The care for newly qualified nurses is outstanding. The trust makes sure they are supernumerary when they commence their six-month preceptorship.
”We have done a lot of work to make the hospital welcoming to students and new staff,” says Ms Ashworth. ”We receive a lot of feedback from students who say for example it’s a happy and welcoming ward and that’s probably the initiation of the 15 steps, in addition to the hard work that has been done to make the wards welcoming.
The trust works with the Open University and the University of Northampton, and Ms Ashworth goes through the application process and interviews prospective students alongside other professionals in the trust.
The trust is implementing a new model of placing students called Placement Learning at Northampton (PL@N) and is half way through the pilot of that on one surgical and one medical ward.
In this the student is overseen by a day coach, who is not their mentor, but is a registrant.
”This is going very well,” says Ms Ashworth. ”Early anecdotal evidence indicates that patient, student and mentor experience has been improved. Patients feel more cherished and cared for, mentors feel less pressured, and students feel that they are really embracing the nursing role and are fit for purpose as a qualified nurse.”
The trust aims to roll this out in another six wards by October.

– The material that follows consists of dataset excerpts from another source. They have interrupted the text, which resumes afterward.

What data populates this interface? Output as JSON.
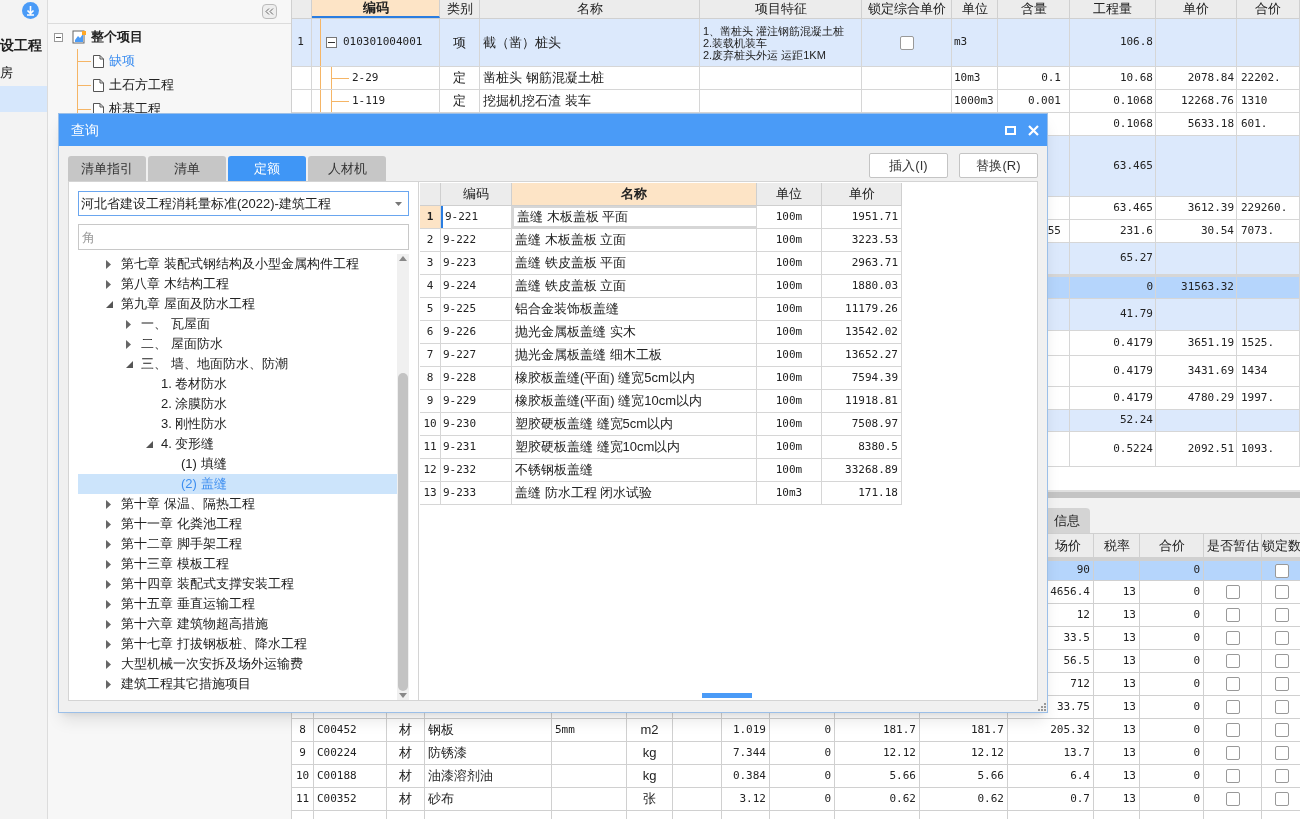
{
  "sidebar": {
    "items": [
      {
        "kind": "heading",
        "label": "设工程",
        "selected": false
      },
      {
        "kind": "item",
        "label": "房",
        "selected": false
      },
      {
        "kind": "item",
        "selected": true
      }
    ]
  },
  "project_tree": {
    "label": "整个项目",
    "expanded": true,
    "selected": false,
    "children": [
      {
        "label": "缺项",
        "selected": true
      },
      {
        "label": "土石方工程",
        "selected": false
      },
      {
        "label": "桩基工程",
        "selected": false
      }
    ]
  },
  "main_table": {
    "columns": [
      {
        "label": "编码",
        "selected": true
      },
      {
        "label": "类别",
        "selected": false
      },
      {
        "label": "名称",
        "selected": false
      },
      {
        "label": "项目特征",
        "selected": false
      },
      {
        "label": "锁定综合单价",
        "selected": false
      },
      {
        "label": "单位",
        "selected": false
      },
      {
        "label": "含量",
        "selected": false
      },
      {
        "label": "工程量",
        "selected": false
      },
      {
        "label": "单价",
        "selected": false
      },
      {
        "label": "合价",
        "selected": false
      }
    ],
    "rows": [
      {
        "kind": "bill",
        "selected": false,
        "expanded": true,
        "cells": {
          "num": "1",
          "code": "010301004001",
          "type": "项",
          "name": "截（凿）桩头",
          "feature": [
            "1、凿桩头 灌注钢筋混凝土桩",
            "2.装载机装车",
            "2.废弃桩头外运 运距1KM"
          ],
          "locked": false,
          "unit": "m3",
          "quantity": "106.8"
        }
      },
      {
        "kind": "item",
        "selected": false,
        "cells": {
          "code": "2-29",
          "type": "定",
          "name": "凿桩头 钢筋混凝土桩",
          "unit": "10m3",
          "content": "0.1",
          "quantity": "10.68",
          "price": "2078.84",
          "total": "22202."
        }
      },
      {
        "kind": "item",
        "selected": false,
        "cells": {
          "code": "1-119",
          "type": "定",
          "name": "挖掘机挖石渣 装车",
          "unit": "1000m3",
          "content": "0.001",
          "quantity": "0.1068",
          "price": "12268.76",
          "total": "1310"
        }
      },
      {
        "kind": "item",
        "selected": false,
        "cells": {
          "quantity": "0.1068",
          "price": "5633.18",
          "total": "601."
        }
      },
      {
        "kind": "bill",
        "selected": false,
        "cells": {
          "quantity": "63.465"
        }
      },
      {
        "kind": "item",
        "selected": false,
        "cells": {
          "quantity": "63.465",
          "price": "3612.39",
          "total": "229260."
        }
      },
      {
        "kind": "item",
        "selected": false,
        "cells": {
          "content": "55",
          "quantity": "231.6",
          "price": "30.54",
          "total": "7073."
        }
      },
      {
        "kind": "bill",
        "selected": false,
        "cells": {
          "quantity": "65.27"
        }
      },
      {
        "kind": "item",
        "selected": true,
        "cells": {
          "quantity": "0",
          "price": "31563.32"
        }
      },
      {
        "kind": "bill",
        "selected": false,
        "cells": {
          "quantity": "41.79"
        }
      },
      {
        "kind": "item",
        "selected": false,
        "cells": {
          "quantity": "0.4179",
          "price": "3651.19",
          "total": "1525."
        }
      },
      {
        "kind": "item",
        "selected": false,
        "cells": {
          "quantity": "0.4179",
          "price": "3431.69",
          "total": "1434"
        }
      },
      {
        "kind": "item",
        "selected": false,
        "cells": {
          "quantity": "0.4179",
          "price": "4780.29",
          "total": "1997."
        }
      },
      {
        "kind": "bill",
        "selected": false,
        "cells": {
          "quantity": "52.24"
        }
      },
      {
        "kind": "item",
        "selected": false,
        "cells": {
          "quantity": "0.5224",
          "price": "2092.51",
          "total": "1093."
        }
      }
    ]
  },
  "bottom_panel": {
    "tabs": [
      {
        "label": "信息",
        "selected": false
      }
    ],
    "columns": [
      "场价",
      "税率",
      "合价",
      "是否暂估",
      "锁定数"
    ],
    "rows": [
      {
        "selected": true,
        "cells": {
          "price": "90",
          "total": "0",
          "lock": false
        }
      },
      {
        "selected": false,
        "cells": {
          "price": "4656.4",
          "tax_rate": "13",
          "total": "0",
          "estimate": false,
          "lock": false
        }
      },
      {
        "selected": false,
        "cells": {
          "price": "12",
          "tax_rate": "13",
          "total": "0",
          "estimate": false,
          "lock": false
        }
      },
      {
        "selected": false,
        "cells": {
          "price": "33.5",
          "tax_rate": "13",
          "total": "0",
          "estimate": false,
          "lock": false
        }
      },
      {
        "selected": false,
        "cells": {
          "price": "56.5",
          "tax_rate": "13",
          "total": "0",
          "estimate": false,
          "lock": false
        }
      },
      {
        "selected": false,
        "cells": {
          "price": "712",
          "tax_rate": "13",
          "total": "0",
          "estimate": false,
          "lock": false
        }
      },
      {
        "selected": false,
        "cells": {
          "price": "33.75",
          "tax_rate": "13",
          "total": "0",
          "estimate": false,
          "lock": false
        }
      },
      {
        "selected": false,
        "cells": {
          "column_1": "8",
          "column_2": "C00452",
          "column_3": "材",
          "column_4": "钢板",
          "column_5": "5mm",
          "column_6": "m2",
          "column_8": "1.019",
          "column_9": "0",
          "column_10": "181.7",
          "column_11": "181.7",
          "price": "205.32",
          "tax_rate": "13",
          "total": "0",
          "estimate": false,
          "lock": false
        }
      },
      {
        "selected": false,
        "cells": {
          "column_1": "9",
          "column_2": "C00224",
          "column_3": "材",
          "column_4": "防锈漆",
          "column_6": "kg",
          "column_8": "7.344",
          "column_9": "0",
          "column_10": "12.12",
          "column_11": "12.12",
          "price": "13.7",
          "tax_rate": "13",
          "total": "0",
          "estimate": false,
          "lock": false
        }
      },
      {
        "selected": false,
        "cells": {
          "column_1": "10",
          "column_2": "C00188",
          "column_3": "材",
          "column_4": "油漆溶剂油",
          "column_6": "kg",
          "column_8": "0.384",
          "column_9": "0",
          "column_10": "5.66",
          "column_11": "5.66",
          "price": "6.4",
          "tax_rate": "13",
          "total": "0",
          "estimate": false,
          "lock": false
        }
      },
      {
        "selected": false,
        "cells": {
          "column_1": "11",
          "column_2": "C00352",
          "column_3": "材",
          "column_4": "砂布",
          "column_6": "张",
          "column_8": "3.12",
          "column_9": "0",
          "column_10": "0.62",
          "column_11": "0.62",
          "price": "0.7",
          "tax_rate": "13",
          "total": "0",
          "estimate": false,
          "lock": false
        }
      },
      {
        "selected": false,
        "cells": {}
      }
    ]
  },
  "dialog": {
    "title": "查询",
    "tabs": [
      {
        "label": "清单指引",
        "selected": false
      },
      {
        "label": "清单",
        "selected": false
      },
      {
        "label": "定额",
        "selected": true
      },
      {
        "label": "人材机",
        "selected": false
      }
    ],
    "buttons": [
      "插入(I)",
      "替换(R)"
    ],
    "library": "河北省建设工程消耗量标准(2022)-建筑工程",
    "search": {
      "placeholder": "角"
    },
    "tree": [
      {
        "label": "第七章 装配式钢结构及小型金属构件工程",
        "expanded": false,
        "selected": false
      },
      {
        "label": "第八章 木结构工程",
        "expanded": false,
        "selected": false
      },
      {
        "label": "第九章 屋面及防水工程",
        "expanded": true,
        "selected": false,
        "children": [
          {
            "label": "一、 瓦屋面",
            "expanded": false,
            "selected": false
          },
          {
            "label": "二、 屋面防水",
            "expanded": false,
            "selected": false
          },
          {
            "label": "三、 墙、地面防水、防潮",
            "expanded": true,
            "selected": false,
            "children": [
              {
                "label": "1. 卷材防水",
                "selected": false
              },
              {
                "label": "2. 涂膜防水",
                "selected": false
              },
              {
                "label": "3. 刚性防水",
                "selected": false
              },
              {
                "label": "4. 变形缝",
                "expanded": true,
                "selected": false,
                "children": [
                  {
                    "label": "(1) 填缝",
                    "selected": false
                  },
                  {
                    "label": "(2) 盖缝",
                    "selected": true
                  }
                ]
              }
            ]
          }
        ]
      },
      {
        "label": "第十章 保温、隔热工程",
        "expanded": false,
        "selected": false
      },
      {
        "label": "第十一章 化粪池工程",
        "expanded": false,
        "selected": false
      },
      {
        "label": "第十二章 脚手架工程",
        "expanded": false,
        "selected": false
      },
      {
        "label": "第十三章 模板工程",
        "expanded": false,
        "selected": false
      },
      {
        "label": "第十四章 装配式支撑安装工程",
        "expanded": false,
        "selected": false
      },
      {
        "label": "第十五章 垂直运输工程",
        "expanded": false,
        "selected": false
      },
      {
        "label": "第十六章 建筑物超高措施",
        "expanded": false,
        "selected": false
      },
      {
        "label": "第十七章 打拔钢板桩、降水工程",
        "expanded": false,
        "selected": false
      },
      {
        "label": "大型机械一次安拆及场外运输费",
        "expanded": false,
        "selected": false
      },
      {
        "label": "建筑工程其它措施项目",
        "expanded": false,
        "selected": false
      }
    ],
    "grid": {
      "columns": [
        {
          "label": "编码",
          "selected": false
        },
        {
          "label": "名称",
          "selected": true
        },
        {
          "label": "单位",
          "selected": false
        },
        {
          "label": "单价",
          "selected": false
        }
      ],
      "rows": [
        {
          "num": "1",
          "code": "9-221",
          "name": "盖缝 木板盖板 平面",
          "unit": "100m",
          "price": "1951.71",
          "selected": true
        },
        {
          "num": "2",
          "code": "9-222",
          "name": "盖缝 木板盖板 立面",
          "unit": "100m",
          "price": "3223.53",
          "selected": false
        },
        {
          "num": "3",
          "code": "9-223",
          "name": "盖缝 铁皮盖板 平面",
          "unit": "100m",
          "price": "2963.71",
          "selected": false
        },
        {
          "num": "4",
          "code": "9-224",
          "name": "盖缝 铁皮盖板 立面",
          "unit": "100m",
          "price": "1880.03",
          "selected": false
        },
        {
          "num": "5",
          "code": "9-225",
          "name": "铝合金装饰板盖缝",
          "unit": "100m",
          "price": "11179.26",
          "selected": false
        },
        {
          "num": "6",
          "code": "9-226",
          "name": "抛光金属板盖缝 实木",
          "unit": "100m",
          "price": "13542.02",
          "selected": false
        },
        {
          "num": "7",
          "code": "9-227",
          "name": "抛光金属板盖缝 细木工板",
          "unit": "100m",
          "price": "13652.27",
          "selected": false
        },
        {
          "num": "8",
          "code": "9-228",
          "name": "橡胶板盖缝(平面) 缝宽5cm以内",
          "unit": "100m",
          "price": "7594.39",
          "selected": false
        },
        {
          "num": "9",
          "code": "9-229",
          "name": "橡胶板盖缝(平面) 缝宽10cm以内",
          "unit": "100m",
          "price": "11918.81",
          "selected": false
        },
        {
          "num": "10",
          "code": "9-230",
          "name": "塑胶硬板盖缝 缝宽5cm以内",
          "unit": "100m",
          "price": "7508.97",
          "selected": false
        },
        {
          "num": "11",
          "code": "9-231",
          "name": "塑胶硬板盖缝 缝宽10cm以内",
          "unit": "100m",
          "price": "8380.5",
          "selected": false
        },
        {
          "num": "12",
          "code": "9-232",
          "name": "不锈钢板盖缝",
          "unit": "100m",
          "price": "33268.89",
          "selected": false
        },
        {
          "num": "13",
          "code": "9-233",
          "name": "盖缝 防水工程 闭水试验",
          "unit": "10m3",
          "price": "171.18",
          "selected": false
        }
      ]
    }
  }
}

”By 2017 when commissions go and students have to pay for fees, students are our customers, so we have to look after them.
We give them set days of clinical practice attendance so they have the option to have a second job and enjoy a better work-life balance. They don’t work bank holidays but can work weekends.”
Students also have an “hour of power” where they go off the ward and investigate something related to a patient in their care, such as tissue viability or nutrition and report back their findings to the day coach. Twice yearly the trust has a collaborative placement planning meeting with the universities it works with.
”We meet and plan individual students’ placement pathways – so we can give the student a well-rounded and holistic experience with exposure to all disciplines, whilst meeting NMC standards.”
The trust believes that being engaged with the universities and community healthcare settings gives students a wider and enriched experience.
The trust also runs feedback sessions with students twice a year. ”These can sometimes be cathartic so we can turn any negatives into positives,” says Ms Ashworth.
”For example, OU students told us that because they have a different uniform they get confused with agency staff so they wanted something more visible to indicate they are a student nurse in addition to their name badges, so we are in the process of buying the students fob watches. They also had an issue with accessing the intranet and using PCs at work, so we have used student placement tariff money to purchase a laptop for every area, so they can work and complete documentation while they are on placement. The mentors can also use the laptops for their purposes too.”
The trust also supports mentors, and holds an annual mentor conference.
”We really want to create an environment here at Northampton General Hospital that students, and indeed everyone, want to work in,” Ms Ashworth says.